In this context, the republic is implementing a new regulatory policy, streamlining business requirements with automated risk management systems to eliminate the human factor in inspections starting January 1, while the new Tax Code includes special measures for the development of the manufacturing sector.
According to Smailov, the government also to develop a new program supporting small and medium-sized enterprises, intending to increase the share of off-take contracts in procurement to 10%. In addition, the Tariff in Exchange for Investments program is being implemented to modernize engineering and communal systems, targeting ₸3 trillion of investment in the next six years.

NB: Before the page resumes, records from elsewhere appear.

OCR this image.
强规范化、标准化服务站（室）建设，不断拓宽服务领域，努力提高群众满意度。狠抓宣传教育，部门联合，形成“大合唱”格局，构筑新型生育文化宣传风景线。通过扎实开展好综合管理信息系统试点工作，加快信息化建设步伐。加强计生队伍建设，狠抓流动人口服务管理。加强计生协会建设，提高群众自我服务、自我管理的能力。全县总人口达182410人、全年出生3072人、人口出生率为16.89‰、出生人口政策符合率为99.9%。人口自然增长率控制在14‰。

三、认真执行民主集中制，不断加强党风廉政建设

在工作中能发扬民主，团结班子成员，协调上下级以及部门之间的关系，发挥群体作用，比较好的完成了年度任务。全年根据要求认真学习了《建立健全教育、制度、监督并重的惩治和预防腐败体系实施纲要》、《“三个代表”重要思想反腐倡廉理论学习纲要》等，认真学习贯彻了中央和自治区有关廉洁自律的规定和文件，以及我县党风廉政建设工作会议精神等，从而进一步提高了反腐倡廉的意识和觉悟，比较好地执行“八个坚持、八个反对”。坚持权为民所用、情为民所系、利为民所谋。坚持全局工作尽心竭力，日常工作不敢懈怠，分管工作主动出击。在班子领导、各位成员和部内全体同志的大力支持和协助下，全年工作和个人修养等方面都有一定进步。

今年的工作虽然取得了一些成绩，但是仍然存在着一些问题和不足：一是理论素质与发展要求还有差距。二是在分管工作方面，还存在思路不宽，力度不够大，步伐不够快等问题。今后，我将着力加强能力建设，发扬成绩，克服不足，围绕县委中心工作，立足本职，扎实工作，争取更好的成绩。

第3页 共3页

To provide projects with quality infrastructure, a corresponding national plan until 2029 is being developed. In order to attract investment in complex oil and gas projects, a financial incentive mechanism under the Improved Model Contract has been introduced beginning this year. For investment projects in priority sectors worth over $50 million, there is an opportunity to conclude an investment agreement guaranteeing the stability of national legislation for 25 years. To date, six such agreements have been signed, amounting to $1.5 billion.
Furthermore, Kazakhstan introduced a general Agreement on Investment Obligations, ensuring tax legislation stability for ten years for investments exceeding $500 million. A nationwide pool monitors and controls the realization of over 1000 projects worth over $69 billion.
The Prime Minister highlighted ongoing work on more than twenty major projects for deep processing clusters aimed at export and import substitution. Additionally, a National Digital Investment Platform is in progress to integrate all government agencies into a unified online system for attracting, implementing, and monitoring investment projects.
Smailov also highlighted Kazakhstan's visa policy, allowing citizens of 83 countries visa-free entry, with an addition of special investor visas. He also underscored the role of the Astana International Financial Center in providing unique services in the Central Asian region.